Boscobel is a town in Grant County, Wisconsin, United States. The population was 379 at the 2020 census. The town borders the city of Boscobel.

==Geography==
According to the United States Census Bureau, the town has a total area of 7.3 square miles (18.9 km^{2}), of which 6.8 square miles (17.7 km^{2}) is land and 0.5 square mile (1.2 km^{2}) (6.44%) is water.

==Demographics==
As of the 2000 census, there were 433 people, 190 households, and 124 families living in the town. The population density was 63.4 people per square mile (24.5/km^{2}). There were 199 housing units at an average density of 29.1 per square mile (11.2/km^{2}). The racial makeup of the town was 99.31% White, and 0.69% from two or more races. 0.23% of the population were Hispanic or Latino of any race.
Of the 190 households 22.1% had children under the age of 18 living with them, 57.9% were married couples living together, 2.6% had a female householder with no husband present, and 34.7% were non-families. 31.6% of households were one person and 15.8% were one person aged 65 or older. The average household size was 2.28 and the average family size was 2.80.

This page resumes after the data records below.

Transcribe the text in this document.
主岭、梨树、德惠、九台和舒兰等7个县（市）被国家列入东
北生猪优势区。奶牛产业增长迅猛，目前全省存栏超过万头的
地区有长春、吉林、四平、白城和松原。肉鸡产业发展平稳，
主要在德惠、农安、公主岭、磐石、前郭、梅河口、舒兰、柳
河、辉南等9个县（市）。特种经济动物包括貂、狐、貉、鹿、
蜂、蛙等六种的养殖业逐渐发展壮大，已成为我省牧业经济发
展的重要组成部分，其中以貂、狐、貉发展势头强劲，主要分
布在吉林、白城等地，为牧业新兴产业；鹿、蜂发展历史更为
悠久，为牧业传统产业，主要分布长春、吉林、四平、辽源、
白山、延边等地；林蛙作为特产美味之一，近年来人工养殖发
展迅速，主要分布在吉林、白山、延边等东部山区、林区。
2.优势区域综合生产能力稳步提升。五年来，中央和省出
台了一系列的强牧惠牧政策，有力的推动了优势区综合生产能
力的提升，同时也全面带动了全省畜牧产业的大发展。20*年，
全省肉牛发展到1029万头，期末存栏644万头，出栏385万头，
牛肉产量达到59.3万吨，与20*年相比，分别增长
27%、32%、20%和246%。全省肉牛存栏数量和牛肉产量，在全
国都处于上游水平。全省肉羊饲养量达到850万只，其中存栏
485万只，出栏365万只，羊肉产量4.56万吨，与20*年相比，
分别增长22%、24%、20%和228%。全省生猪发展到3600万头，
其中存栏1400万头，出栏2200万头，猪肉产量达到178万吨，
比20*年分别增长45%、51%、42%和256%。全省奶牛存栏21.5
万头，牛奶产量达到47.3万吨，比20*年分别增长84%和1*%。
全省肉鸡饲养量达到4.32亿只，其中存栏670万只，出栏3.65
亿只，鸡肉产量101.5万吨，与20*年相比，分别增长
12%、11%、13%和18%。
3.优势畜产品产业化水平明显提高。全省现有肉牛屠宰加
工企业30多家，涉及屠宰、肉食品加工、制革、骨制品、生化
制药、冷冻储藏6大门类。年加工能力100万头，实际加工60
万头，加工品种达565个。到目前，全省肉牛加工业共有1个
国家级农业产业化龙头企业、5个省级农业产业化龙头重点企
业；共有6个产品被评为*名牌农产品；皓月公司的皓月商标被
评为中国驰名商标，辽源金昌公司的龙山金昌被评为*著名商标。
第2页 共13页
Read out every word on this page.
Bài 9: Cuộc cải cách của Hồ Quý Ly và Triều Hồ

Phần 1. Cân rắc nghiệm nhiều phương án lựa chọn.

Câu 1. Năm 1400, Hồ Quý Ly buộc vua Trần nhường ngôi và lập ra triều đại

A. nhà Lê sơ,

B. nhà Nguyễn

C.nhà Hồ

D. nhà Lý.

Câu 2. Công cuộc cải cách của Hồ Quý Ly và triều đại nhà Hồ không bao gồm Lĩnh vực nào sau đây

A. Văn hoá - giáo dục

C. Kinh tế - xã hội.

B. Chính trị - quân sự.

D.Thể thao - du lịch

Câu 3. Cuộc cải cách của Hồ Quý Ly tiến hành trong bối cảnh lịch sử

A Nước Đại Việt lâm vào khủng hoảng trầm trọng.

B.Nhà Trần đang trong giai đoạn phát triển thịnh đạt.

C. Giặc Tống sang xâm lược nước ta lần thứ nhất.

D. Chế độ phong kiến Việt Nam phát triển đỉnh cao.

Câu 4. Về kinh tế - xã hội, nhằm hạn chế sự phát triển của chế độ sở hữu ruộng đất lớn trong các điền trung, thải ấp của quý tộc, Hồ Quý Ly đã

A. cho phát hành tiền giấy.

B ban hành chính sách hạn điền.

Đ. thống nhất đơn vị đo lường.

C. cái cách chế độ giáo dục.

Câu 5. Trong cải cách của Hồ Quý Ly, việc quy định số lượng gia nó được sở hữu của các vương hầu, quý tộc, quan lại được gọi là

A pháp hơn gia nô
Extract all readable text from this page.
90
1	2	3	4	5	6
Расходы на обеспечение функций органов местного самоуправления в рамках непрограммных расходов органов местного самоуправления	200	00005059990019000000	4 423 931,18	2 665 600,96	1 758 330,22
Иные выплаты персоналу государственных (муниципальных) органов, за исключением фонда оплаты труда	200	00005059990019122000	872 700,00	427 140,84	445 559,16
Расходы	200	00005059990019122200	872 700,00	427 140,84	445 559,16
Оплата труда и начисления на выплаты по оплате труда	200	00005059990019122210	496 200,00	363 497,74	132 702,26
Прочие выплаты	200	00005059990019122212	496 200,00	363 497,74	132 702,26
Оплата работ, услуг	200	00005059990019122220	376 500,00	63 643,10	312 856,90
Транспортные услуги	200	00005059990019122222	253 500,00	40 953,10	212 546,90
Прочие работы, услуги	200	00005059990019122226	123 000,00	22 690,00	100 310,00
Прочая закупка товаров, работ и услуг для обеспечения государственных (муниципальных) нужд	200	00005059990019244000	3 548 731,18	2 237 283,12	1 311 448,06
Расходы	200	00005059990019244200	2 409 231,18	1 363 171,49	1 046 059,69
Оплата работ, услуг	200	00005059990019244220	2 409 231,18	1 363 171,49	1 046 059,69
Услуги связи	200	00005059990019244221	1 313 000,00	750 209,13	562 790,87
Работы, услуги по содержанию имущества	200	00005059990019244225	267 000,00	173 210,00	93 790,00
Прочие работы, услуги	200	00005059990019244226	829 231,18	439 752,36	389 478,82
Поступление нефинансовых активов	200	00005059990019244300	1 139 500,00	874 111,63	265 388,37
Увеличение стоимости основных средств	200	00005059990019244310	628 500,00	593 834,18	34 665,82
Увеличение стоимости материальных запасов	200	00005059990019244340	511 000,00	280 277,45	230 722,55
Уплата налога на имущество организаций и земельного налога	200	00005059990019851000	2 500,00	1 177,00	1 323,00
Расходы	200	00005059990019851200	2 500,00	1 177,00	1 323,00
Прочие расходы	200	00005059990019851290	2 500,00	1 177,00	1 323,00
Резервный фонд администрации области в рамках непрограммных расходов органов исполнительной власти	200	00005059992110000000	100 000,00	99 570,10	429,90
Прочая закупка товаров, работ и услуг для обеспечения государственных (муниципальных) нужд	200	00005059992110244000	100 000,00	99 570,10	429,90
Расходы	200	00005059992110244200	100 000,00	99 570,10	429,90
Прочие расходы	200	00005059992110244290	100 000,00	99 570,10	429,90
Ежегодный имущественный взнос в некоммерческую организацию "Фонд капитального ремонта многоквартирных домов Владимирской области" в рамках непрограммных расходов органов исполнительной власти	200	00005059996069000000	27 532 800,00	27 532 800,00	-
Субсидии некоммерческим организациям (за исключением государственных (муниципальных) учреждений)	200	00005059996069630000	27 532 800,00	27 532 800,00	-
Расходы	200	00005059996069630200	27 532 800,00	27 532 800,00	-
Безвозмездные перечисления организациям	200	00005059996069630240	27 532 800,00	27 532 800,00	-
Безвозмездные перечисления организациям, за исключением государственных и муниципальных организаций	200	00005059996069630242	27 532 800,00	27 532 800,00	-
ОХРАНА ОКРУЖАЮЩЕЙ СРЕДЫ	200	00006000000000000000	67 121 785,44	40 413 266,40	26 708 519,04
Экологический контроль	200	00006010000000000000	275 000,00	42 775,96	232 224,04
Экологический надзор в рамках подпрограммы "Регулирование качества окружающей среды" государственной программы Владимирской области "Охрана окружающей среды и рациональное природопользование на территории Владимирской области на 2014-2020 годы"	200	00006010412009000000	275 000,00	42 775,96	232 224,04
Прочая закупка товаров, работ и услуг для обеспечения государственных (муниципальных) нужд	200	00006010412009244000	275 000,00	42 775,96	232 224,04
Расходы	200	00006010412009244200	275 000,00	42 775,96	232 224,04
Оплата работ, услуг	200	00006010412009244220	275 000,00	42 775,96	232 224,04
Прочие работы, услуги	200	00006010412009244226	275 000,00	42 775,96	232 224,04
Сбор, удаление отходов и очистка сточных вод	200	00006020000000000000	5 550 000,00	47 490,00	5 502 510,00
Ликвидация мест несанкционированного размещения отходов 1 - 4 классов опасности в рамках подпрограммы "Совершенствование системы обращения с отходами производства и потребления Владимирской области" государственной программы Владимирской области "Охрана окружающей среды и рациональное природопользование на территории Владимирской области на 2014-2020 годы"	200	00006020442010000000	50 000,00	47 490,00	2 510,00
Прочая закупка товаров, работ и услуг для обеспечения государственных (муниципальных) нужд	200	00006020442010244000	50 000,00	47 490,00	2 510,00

The age distribution was 19.9% under the age of 18, 7.2% from 18 to 24, 23.8% from 25 to 44, 29.8% from 45 to 64, and 19.4% 65 or older. The median age was 44 years. For every 100 females, there were 105.2 males. For every 100 females age 18 and over, there were 104.1 males.

The median household income was $32,841 and the median family income was $39,250. Males had a median income of $30,417 versus $21,875 for females. The per capita income for the town was $18,964. About 3.2% of families and 8.1% of the population were below the poverty line, including none of those under age 18 and 7.8% of those age 65 or over.